Mindfulness is an ancient tradition that’s all the rage now. Time magazine’s cover promoted it last year and Harvard Business Review regularly promotes it to their busy executive readership. Why?
Essentially, mindfulness is like taking your brain and brain-body-stress connection to the gym to strengthen the neuro-connections that can calm down your stress. The more we learn about stress and the brain, the more we learn that we can interrupt the stress response hormones that most of us have habitually turned to “high.” It’s become a habit to believe that stress is necessary to our success, but this isn’t the case. In fact, we’re learning that stress actually dampens our ability to be creative and resourceful – to meet a deadline or develop a brilliant solution to an intractable problem.
How does mindfulness calm down your stress?
When you have a stressful event in your life, your brain-body stress-response system clicks on. This often happens during (or before) your morning commute.
Don’t confuse the value of focus for the value of stress in achieving success.

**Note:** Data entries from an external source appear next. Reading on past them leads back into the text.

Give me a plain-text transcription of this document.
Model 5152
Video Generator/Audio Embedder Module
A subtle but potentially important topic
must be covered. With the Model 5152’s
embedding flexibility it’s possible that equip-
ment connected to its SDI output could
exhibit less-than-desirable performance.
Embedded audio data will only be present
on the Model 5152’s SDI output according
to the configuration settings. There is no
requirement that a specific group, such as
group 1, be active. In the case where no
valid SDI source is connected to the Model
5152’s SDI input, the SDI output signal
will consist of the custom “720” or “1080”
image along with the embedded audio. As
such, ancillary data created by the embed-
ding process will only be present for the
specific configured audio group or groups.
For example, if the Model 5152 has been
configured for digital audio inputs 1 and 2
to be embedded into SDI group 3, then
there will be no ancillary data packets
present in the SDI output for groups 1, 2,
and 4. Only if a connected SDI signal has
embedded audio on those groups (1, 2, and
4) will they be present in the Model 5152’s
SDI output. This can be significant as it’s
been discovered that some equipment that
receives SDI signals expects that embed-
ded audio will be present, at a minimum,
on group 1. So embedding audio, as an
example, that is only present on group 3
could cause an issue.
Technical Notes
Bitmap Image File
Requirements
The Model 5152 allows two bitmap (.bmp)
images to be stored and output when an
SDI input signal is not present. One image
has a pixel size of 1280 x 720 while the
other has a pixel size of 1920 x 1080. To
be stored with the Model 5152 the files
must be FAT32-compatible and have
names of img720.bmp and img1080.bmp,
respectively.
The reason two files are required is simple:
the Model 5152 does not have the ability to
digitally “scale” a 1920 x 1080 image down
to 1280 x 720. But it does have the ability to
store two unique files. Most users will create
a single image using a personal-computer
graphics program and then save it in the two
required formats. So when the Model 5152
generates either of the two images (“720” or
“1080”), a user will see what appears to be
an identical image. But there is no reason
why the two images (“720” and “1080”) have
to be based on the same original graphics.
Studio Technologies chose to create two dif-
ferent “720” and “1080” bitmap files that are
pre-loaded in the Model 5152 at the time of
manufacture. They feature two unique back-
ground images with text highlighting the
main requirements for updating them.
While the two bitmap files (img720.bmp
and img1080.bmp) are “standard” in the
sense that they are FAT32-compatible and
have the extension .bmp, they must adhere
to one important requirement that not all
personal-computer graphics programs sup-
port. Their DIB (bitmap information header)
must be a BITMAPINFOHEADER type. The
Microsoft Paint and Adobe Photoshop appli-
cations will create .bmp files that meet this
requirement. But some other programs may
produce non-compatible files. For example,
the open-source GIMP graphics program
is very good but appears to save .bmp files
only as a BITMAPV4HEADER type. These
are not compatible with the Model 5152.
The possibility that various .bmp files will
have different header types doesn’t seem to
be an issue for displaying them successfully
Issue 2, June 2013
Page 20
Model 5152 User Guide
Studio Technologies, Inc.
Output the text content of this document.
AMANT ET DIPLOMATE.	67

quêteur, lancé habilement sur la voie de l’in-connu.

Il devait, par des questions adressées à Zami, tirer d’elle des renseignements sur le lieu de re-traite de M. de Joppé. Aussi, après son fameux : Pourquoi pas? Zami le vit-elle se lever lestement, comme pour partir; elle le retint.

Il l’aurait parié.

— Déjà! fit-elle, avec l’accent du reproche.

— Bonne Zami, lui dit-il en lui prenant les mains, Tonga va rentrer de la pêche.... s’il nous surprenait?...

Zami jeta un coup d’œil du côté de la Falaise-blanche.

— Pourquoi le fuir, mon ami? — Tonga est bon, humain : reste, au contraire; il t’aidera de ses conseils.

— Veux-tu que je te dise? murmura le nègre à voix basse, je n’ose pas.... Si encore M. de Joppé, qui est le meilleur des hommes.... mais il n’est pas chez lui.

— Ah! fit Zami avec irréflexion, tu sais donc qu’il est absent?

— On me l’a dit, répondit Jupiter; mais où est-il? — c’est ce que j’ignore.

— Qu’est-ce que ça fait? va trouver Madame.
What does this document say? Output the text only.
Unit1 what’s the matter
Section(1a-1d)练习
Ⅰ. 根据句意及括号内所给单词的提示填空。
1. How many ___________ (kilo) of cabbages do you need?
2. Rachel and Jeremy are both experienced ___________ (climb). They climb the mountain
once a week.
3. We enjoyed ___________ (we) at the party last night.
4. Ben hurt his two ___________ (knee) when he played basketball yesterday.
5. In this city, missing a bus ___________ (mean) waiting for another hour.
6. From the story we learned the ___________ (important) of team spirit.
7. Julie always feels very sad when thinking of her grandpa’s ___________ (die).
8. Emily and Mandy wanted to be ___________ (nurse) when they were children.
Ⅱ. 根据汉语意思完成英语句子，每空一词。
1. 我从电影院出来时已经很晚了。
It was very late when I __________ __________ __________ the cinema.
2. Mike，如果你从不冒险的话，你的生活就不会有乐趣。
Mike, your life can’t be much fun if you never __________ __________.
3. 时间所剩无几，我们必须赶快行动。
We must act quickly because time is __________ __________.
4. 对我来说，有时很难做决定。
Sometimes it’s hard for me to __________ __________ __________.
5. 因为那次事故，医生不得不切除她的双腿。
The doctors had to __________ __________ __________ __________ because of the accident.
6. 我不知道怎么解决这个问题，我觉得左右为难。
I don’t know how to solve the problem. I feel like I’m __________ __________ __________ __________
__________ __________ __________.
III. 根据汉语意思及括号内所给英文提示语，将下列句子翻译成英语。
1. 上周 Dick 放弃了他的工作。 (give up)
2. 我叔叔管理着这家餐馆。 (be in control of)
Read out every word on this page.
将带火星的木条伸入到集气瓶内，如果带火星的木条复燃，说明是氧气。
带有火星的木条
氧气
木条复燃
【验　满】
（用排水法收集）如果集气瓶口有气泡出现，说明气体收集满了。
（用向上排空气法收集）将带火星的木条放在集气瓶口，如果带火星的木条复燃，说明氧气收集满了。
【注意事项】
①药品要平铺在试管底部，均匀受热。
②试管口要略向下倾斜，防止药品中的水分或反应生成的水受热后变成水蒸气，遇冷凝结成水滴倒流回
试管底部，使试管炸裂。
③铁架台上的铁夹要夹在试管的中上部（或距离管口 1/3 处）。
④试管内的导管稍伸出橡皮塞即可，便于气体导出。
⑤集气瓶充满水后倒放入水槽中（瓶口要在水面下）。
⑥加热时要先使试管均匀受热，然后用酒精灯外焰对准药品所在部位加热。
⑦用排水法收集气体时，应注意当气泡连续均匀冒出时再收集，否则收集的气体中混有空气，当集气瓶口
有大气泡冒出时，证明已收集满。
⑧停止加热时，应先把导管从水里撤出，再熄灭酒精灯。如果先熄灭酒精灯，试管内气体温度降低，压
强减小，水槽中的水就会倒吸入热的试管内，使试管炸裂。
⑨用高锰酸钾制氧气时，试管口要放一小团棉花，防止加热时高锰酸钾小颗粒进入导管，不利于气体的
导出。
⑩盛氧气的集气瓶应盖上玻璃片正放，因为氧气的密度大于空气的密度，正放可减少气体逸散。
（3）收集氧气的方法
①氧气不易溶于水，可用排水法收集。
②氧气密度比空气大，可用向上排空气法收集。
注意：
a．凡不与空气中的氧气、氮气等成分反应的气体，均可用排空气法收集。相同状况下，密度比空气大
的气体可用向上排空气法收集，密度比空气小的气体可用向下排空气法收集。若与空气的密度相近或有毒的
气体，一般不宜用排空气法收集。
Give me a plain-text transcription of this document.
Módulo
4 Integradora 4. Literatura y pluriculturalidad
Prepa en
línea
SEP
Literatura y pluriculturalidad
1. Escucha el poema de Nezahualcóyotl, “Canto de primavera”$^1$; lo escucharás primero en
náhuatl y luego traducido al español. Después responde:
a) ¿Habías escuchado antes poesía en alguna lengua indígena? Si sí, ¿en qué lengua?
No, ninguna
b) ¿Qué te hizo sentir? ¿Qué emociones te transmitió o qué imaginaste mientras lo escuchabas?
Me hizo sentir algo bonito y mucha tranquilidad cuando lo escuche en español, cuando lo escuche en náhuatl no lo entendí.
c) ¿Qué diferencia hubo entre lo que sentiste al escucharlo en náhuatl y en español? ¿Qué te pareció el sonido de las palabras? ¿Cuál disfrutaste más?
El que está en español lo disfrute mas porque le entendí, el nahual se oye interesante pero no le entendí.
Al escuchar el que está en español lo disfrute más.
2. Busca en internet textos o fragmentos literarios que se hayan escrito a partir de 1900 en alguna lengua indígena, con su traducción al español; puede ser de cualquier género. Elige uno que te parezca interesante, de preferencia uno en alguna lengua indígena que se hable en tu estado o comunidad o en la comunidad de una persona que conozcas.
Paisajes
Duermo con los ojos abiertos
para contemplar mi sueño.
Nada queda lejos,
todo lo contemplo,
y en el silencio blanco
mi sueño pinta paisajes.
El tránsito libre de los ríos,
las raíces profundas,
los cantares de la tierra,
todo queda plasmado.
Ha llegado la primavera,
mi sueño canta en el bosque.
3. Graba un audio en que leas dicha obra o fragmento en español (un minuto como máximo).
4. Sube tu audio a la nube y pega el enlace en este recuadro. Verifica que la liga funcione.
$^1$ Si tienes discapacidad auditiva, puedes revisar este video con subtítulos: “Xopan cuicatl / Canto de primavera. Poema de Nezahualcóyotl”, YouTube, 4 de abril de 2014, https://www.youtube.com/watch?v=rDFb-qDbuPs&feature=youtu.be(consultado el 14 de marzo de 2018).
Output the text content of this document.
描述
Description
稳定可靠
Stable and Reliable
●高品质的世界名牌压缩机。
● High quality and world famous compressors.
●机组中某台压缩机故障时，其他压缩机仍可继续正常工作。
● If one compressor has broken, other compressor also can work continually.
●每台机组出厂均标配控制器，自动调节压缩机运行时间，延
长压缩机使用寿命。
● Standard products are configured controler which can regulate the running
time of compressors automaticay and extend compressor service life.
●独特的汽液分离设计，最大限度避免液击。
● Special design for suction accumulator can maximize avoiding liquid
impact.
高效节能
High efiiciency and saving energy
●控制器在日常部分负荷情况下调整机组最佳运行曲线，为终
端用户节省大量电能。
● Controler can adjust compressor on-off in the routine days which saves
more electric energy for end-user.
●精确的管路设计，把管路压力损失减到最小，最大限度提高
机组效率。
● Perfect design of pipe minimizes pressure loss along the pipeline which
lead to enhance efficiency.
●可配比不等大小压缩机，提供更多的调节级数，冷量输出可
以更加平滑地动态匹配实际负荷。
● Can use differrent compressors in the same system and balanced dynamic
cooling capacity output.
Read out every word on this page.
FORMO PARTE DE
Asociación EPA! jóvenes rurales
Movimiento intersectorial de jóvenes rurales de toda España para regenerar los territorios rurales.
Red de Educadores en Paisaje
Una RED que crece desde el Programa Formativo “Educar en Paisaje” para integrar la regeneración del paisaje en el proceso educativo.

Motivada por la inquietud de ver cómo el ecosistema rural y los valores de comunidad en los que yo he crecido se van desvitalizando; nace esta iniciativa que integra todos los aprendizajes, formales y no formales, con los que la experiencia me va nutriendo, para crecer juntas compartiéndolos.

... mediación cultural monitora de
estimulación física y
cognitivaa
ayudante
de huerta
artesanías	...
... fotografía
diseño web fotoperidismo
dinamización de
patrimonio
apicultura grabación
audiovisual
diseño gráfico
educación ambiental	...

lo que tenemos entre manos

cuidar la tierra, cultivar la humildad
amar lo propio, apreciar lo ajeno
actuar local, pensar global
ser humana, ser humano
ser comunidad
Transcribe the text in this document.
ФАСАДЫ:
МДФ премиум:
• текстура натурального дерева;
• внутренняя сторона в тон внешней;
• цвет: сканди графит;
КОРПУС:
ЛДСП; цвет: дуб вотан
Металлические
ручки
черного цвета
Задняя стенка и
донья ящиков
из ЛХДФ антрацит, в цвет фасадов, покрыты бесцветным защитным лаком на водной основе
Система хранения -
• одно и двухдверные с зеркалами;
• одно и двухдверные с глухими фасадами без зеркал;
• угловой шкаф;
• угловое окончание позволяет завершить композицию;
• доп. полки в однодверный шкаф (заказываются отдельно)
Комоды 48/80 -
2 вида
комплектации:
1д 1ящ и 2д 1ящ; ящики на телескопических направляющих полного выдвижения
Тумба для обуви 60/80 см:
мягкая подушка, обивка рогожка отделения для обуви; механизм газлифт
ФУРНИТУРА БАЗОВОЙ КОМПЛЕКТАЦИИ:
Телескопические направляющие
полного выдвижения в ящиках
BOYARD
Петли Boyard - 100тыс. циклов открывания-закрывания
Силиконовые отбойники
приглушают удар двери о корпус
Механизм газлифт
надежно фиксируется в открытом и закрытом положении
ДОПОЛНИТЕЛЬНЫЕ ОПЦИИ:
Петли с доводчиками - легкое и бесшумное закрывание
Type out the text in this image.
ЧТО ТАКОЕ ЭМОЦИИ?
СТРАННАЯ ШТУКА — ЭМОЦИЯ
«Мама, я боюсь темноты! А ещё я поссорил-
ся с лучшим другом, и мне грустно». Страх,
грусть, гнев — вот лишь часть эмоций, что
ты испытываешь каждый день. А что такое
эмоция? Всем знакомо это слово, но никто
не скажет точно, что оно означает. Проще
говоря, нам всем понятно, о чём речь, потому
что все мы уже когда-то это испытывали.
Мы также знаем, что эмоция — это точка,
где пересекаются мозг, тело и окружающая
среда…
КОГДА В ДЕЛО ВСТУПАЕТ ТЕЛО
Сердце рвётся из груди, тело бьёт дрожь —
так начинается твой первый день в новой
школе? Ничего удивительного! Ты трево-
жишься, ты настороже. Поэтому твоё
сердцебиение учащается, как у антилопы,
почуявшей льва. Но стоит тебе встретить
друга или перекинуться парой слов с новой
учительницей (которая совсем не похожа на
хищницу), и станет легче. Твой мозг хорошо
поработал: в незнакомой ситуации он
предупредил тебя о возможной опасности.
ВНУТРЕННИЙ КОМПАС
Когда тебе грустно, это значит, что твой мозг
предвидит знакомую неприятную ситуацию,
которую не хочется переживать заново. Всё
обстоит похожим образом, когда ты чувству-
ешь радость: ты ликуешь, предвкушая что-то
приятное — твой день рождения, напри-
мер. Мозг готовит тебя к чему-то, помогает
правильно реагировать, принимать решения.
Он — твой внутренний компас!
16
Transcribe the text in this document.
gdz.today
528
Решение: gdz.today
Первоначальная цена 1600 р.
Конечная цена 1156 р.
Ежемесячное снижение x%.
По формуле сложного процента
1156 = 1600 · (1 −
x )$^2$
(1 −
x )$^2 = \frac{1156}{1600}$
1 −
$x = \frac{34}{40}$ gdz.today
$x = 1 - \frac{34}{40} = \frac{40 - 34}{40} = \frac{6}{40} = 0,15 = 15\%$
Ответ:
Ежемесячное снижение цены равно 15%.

For the vast majority of us, the stress spigot doesn’t get turned off with intentional mindfulness, and every little thing just piles onto it. Even when we’re calm, this stress ball of habitual tension and anxiety lurks just below the surface so it just takes a small thing (like that giant list of emails!) to light it all up again.
How do I do it?
Does a mindfulness practice always have to include meditation? Nope. You can practice mindfulness on your morning commute or cleaning the house. There is no end of ways to practice and none of them are difficult, but they do take focus and commitment. A few minutes a day – every day – will produce results in reduced stress and greater focus and productivity.
The trick? You have to actually. Be. Mindful.